Some skepticism may be warranted. The figures suggest the average apartment in Chilliwack has lost 10% of its value just in the last six months. That’s despite median apartment values being relatively stable—and in contrast to apartment values in nearby Abbotsford. Sometimes changes in the benchmark price can reflect tweaks to the type of properties considered ‘typical’ and it’s worth considering whether that’s taking place here.

Supply and demand

How to read the charts:

Price figures can show where the housing market is at, or has been. But one can also look to supply and demand to gauge which directions home values will go in the coming months.

The charts below show each market’s ratio of sales to active listings.

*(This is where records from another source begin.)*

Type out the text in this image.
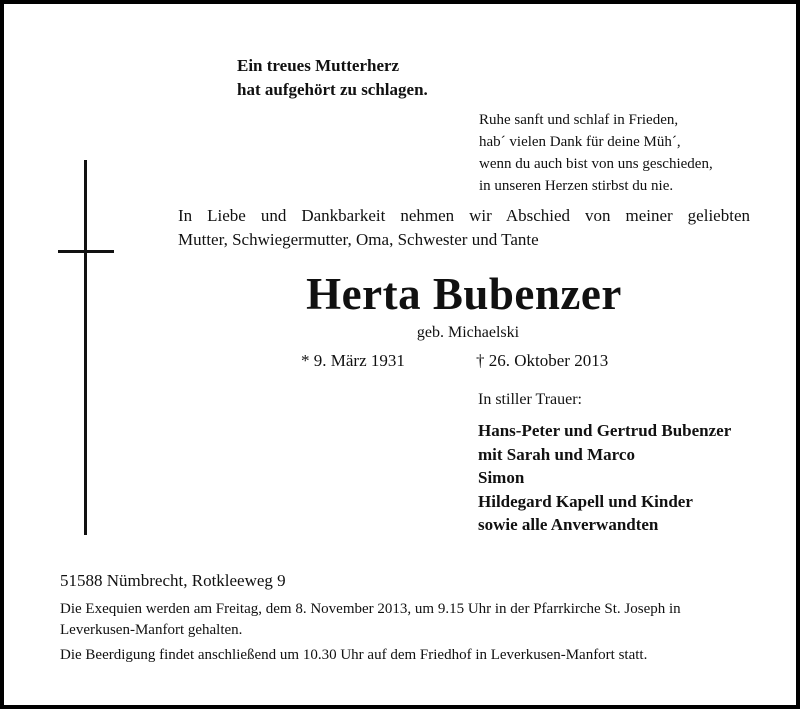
Ein treues Mutterherz
hat aufgehört zu schlagen.
Ruhe sanft und schlaf in Frieden,
hab´ vielen Dank für deine Müh´,
wenn du auch bist von uns geschieden,
in unseren Herzen stirbst du nie.
In Liebe und Dankbarkeit nehmen wir Abschied von meiner geliebten
Mutter, Schwiegermutter, Oma, Schwester und Tante
Herta Bubenzer
geb. Michaelski
* 9. März 1931	† 26. Oktober 2013
In stiller Trauer:
Hans-Peter und Gertrud Bubenzer
mit Sarah und Marco
Simon
Hildegard Kapell und Kinder
sowie alle Anverwandten
51588 Nümbrecht, Rotkleeweg 9
Die Exequien werden am Freitag, dem 8. November 2013, um 9.15 Uhr in der Pfarrkirche St. Joseph in Leverkusen-Manfort gehalten.
Die Beerdigung findet anschließend um 10.30 Uhr auf dem Friedhof in Leverkusen-Manfort statt.
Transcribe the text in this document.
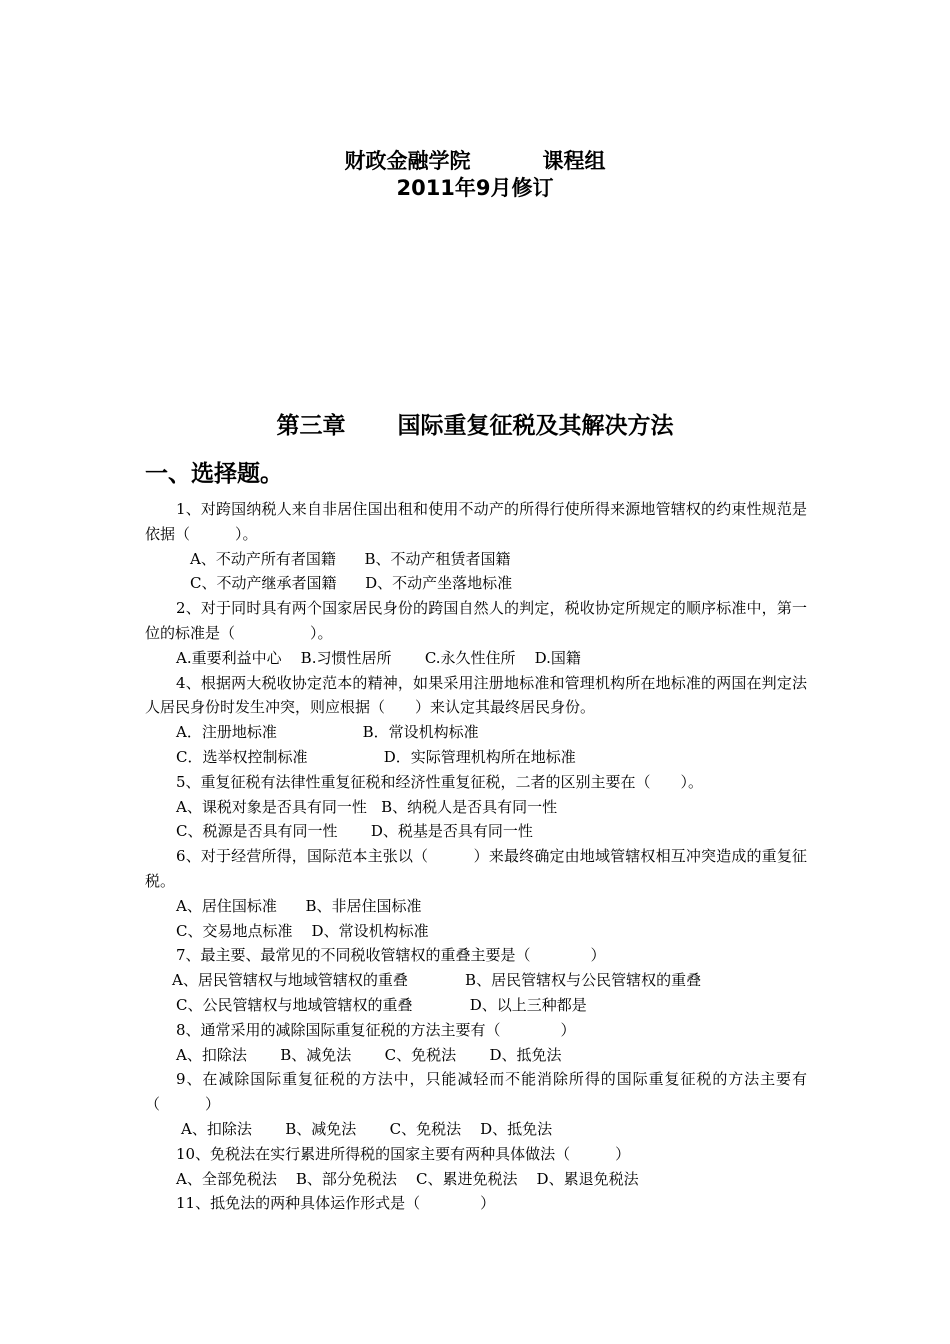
财政金融学院	课程组
2011年9月修订
第三章 国际重复征税及其解决方法
一、选择题。

1、对跨国纳税人来自非居住国出租和使用不动产的所得行使所得来源地管辖权的约束性规范是依据（　　　）。

A、不动产所有者国籍      B、不动产租赁者国籍

C、不动产继承者国籍      D、不动产坐落地标准

2、对于同时具有两个国家居民身份的跨国自然人的判定，税收协定所规定的顺序标准中，第一位的标准是（　　　　　）。

A.重要利益中心    B.习惯性居所       C.永久性住所    D.国籍

4、根据两大税收协定范本的精神，如果采用注册地标准和管理机构所在地标准的两国在判定法人居民身份时发生冲突，则应根据（　　）来认定其最终居民身份。

A．注册地标准                  B．常设机构标准

C．选举权控制标准                D．实际管理机构所在地标准

5、重复征税有法律性重复征税和经济性重复征税，二者的区别主要在（　　）。

A、课税对象是否具有同一性   B、纳税人是否具有同一性

C、税源是否具有同一性       D、税基是否具有同一性

6、对于经营所得，国际范本主张以（　　　）来最终确定由地域管辖权相互冲突造成的重复征税。

A、居住国标准      B、非居住国标准

C、交易地点标准    D、常设机构标准

7、最主要、最常见的不同税收管辖权的重叠主要是（　　　　）

A、居民管辖权与地域管辖权的重叠            B、居民管辖权与公民管辖权的重叠

C、公民管辖权与地域管辖权的重叠            D、以上三种都是

8、通常采用的减除国际重复征税的方法主要有（　　　　）

A、扣除法       B、减免法       C、免税法       D、抵免法

9、在减除国际重复征税的方法中，只能减轻而不能消除所得的国际重复征税的方法主要有（　　　）

A、扣除法       B、减免法       C、免税法    D、抵免法

10、免税法在实行累进所得税的国家主要有两种具体做法（　　　）

A、全部免税法    B、部分免税法    C、累进免税法    D、累退免税法

11、抵免法的两种具体运作形式是（　　　　）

The measure compares how many homes are being sold to how many are listed for sale. The Fraser Valley Real Estate Board says that a sales-to-listings rate exceeding 20% is indicative of a “sellers market“—in other words, there’s considerable competition for listings and prices can be expected to rise. A rate below 12% can be considered a “buyers market,” according to the FVREB, with those looking to buy a home having plenty of selection and sellers having less leverage. That can allow would-be buyers to negotiate lower prices.

The ratio

Across the entire Fraser Valley and across all property classes, there is significantly less competition for homes listed for sale than a year ago. In Langley, Abbotsford, and Chilliwack there are considerably more properties available to buy than 12 months ago. Sales are also level or down.

Most of the decline in demand occurred last spring but most measures are still below where they were six months ago.

The eastbound discount

As The Current has previously written, home prices are generally more expensive the closer one gets to Vancouver. As home prices have increased everywhere, the dollar gap between home values in different parts of the region have widened. The figures below reflect those gaps. The gap can fluctuate from month to month because it reflects price changes in two different communities, but changes over a larger timeline can reveal shifts in the housing market—or how the figures themselves are calculated.

While the price gap between Langley and Abbotsford has held steady over the last year, two new trends are worth observation. The last 12 months have seen Mission townhome and apartment prices surpass those in Abbotsford. That’s despite single-family homes in Abbotsford still costing considerably more. That gap is modest but has continued to hold into 2025.

Meanwhile, the gap between benchmark apartment prices in Chilliwack and Abbotsford has more than doubled over just the last six months. That could involve significantly more supply than demand for apartments in Chilliwack. Or the gap may be a statistical blip that is a result of different calculations in how benchmark prices are calculated. The coming months will likely reveal the answer.